Not the first, and no doubt not the last to draw comparisons between looting at the bottom and looting at the top. But worth reading.
Poor old Nicky Sarkozy was working on his tan when the news of widespread financial rioting brought him running home. He and the governments of Italy, Spain and Belgium, had to abruptly ban “short selling”, to protect the banks from looters in bespoke suits.
And what might “short selling” be? Let’s try to outline a no-frills version of what can be a complicated transaction.
Suppose I “go short” on a hundred million shares in Banco de Fatcats, which are trading at one euro a share. It doesn’t mean I buy them. Instead, I borrow the shares through a broker (who is holding them for another gambler).

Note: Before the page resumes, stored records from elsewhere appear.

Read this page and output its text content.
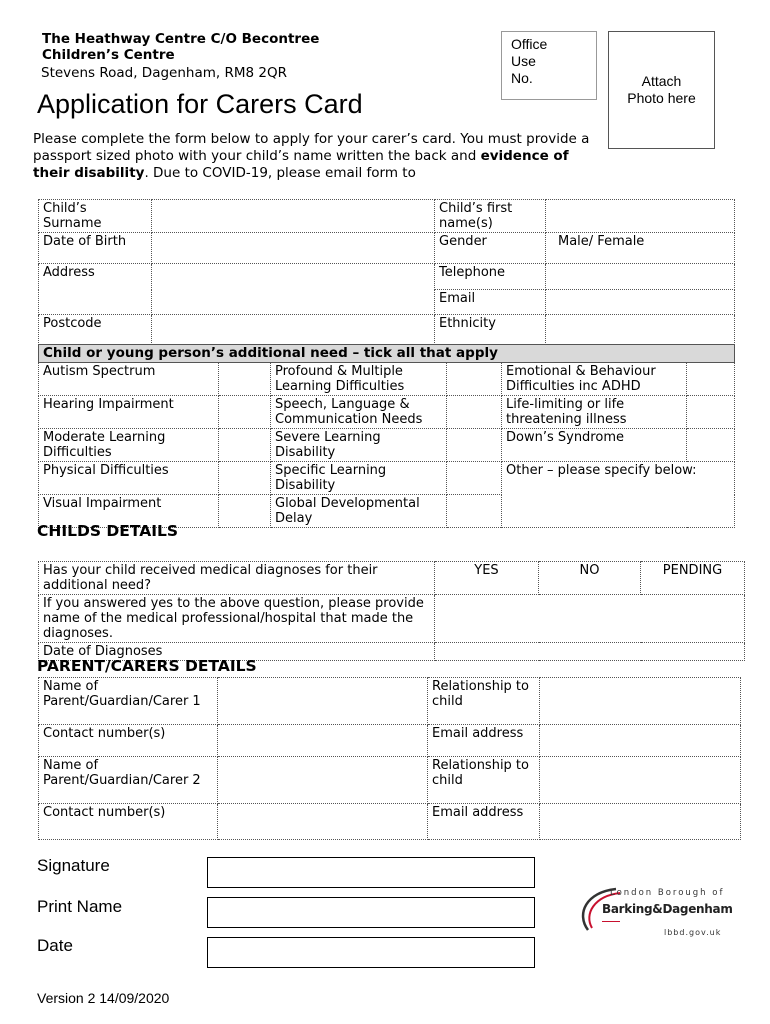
The Heathway Centre C/O Becontree
Children’s Centre
Stevens Road, Dagenham, RM8 2QR
Office
Use
No.	Attach
Photo here
Application for Carers Card
Please complete the form below to apply for your carer’s card. You must provide a passport sized photo with your child’s name written the back and evidence of their disability. Due to COVID-19, please email form to
Child’s Surname		Child’s first name(s)	
Date of Birth		Gender	Male/ Female
Address		Telephone	
		Email	
Postcode		Ethnicity	
Child or young person’s additional need – tick all that apply					
Autism Spectrum		Profound & Multiple Learning Difficulties		Emotional & Behaviour Difficulties inc ADHD	
Hearing Impairment		Speech, Language & Communication Needs		Life-limiting or life threatening illness	
Moderate Learning Difficulties		Severe Learning Disability		Down’s Syndrome	
Physical Difficulties		Specific Learning Disability		Other – please specify below:	
Visual Impairment		Global Developmental Delay			
CHILDS DETAILS
Has your child received medical diagnoses for their additional need?	YES	NO	PENDING
If you answered yes to the above question, please provide name of the medical professional/hospital that made the diagnoses.			
Date of Diagnoses			
PARENT/CARERS DETAILS
Name of Parent/Guardian/Carer 1		Relationship to child	
Contact number(s)		Email address	
Name of Parent/Guardian/Carer 2		Relationship to child	
Contact number(s)		Email address	
Signature
Print Name
Date
London Borough of
Barking&Dagenham
lbbd.gov.uk
Version 2 14/09/2020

The broker then sells the shares for me, at the market price of one euro each, collects the €100m from the buyer and gives it to me.

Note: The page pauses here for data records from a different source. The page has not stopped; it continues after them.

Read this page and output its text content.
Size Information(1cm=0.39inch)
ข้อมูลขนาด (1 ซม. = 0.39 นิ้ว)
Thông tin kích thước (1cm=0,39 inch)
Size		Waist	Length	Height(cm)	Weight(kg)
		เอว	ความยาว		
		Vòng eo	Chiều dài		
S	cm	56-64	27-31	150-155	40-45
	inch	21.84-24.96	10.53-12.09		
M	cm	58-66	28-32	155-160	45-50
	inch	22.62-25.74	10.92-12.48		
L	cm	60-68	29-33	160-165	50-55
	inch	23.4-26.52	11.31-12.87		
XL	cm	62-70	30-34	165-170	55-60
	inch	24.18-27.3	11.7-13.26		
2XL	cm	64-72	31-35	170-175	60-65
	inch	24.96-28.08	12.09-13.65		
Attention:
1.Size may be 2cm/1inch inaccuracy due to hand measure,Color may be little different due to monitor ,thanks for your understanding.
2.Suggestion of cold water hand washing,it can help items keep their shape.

To complete the transaction, I must buy the same number of Banco de Fatcats shares that I’ve borrowed and give them back to the broker by a certain date — say next Friday. The broker is essentially a bookie. I’m gambling that the price of the shares will go down. If the price goes up, I lose.
Now, if I want to improve the odds on winning, I pull the stroke that seems to have happened last week in France and other countries, and here’s how that works.
Having sold the shares, I put my people to work, quietly rioting in the market place. They put word out through their network of contacts that Banco de Fatcats is in trouble. This network will be highly trusted, an integral part of the financial world. The rumour about Banco de Fatcats may be true, something I’ve been told or figured out. Perhaps it’s false, a total invention. Doesn’t matter. The point is to attack the share price.
As word spreads, those with shares in Banco de Fatcats will hurry to sell, to get out before the price drops further. This will push the price down. By Friday, the market price of a Banco de Fatcats share may be 80 cents. So, I buy the hundred million shares for €80m and return them to the broker. And I’ve made a €20m profit.
At any minute of the day, such deals and millions of more complex gambles, are being played out. It involves attacks on banks (Societe Generale was a victim last week), on companies, on currencies, on the bonds of individual countries. This kind of looting requires specialist skills, just as a Birmingham looter needs to know how to get through a security shutter, to hotwire a van or shift three dozen 50-inch HD TV screens at a good price.
The notion of capitalist investment — the use of accumulated wealth to grubstake a business that will pay dividends — is somewhat quaint, seen in the context of this kind of sophisticated market looting. To take part in such riots, you need three things: huge wealth, membership of a gang of similarly avaricious and well-connected thugs and the morals of a Tottenham looter.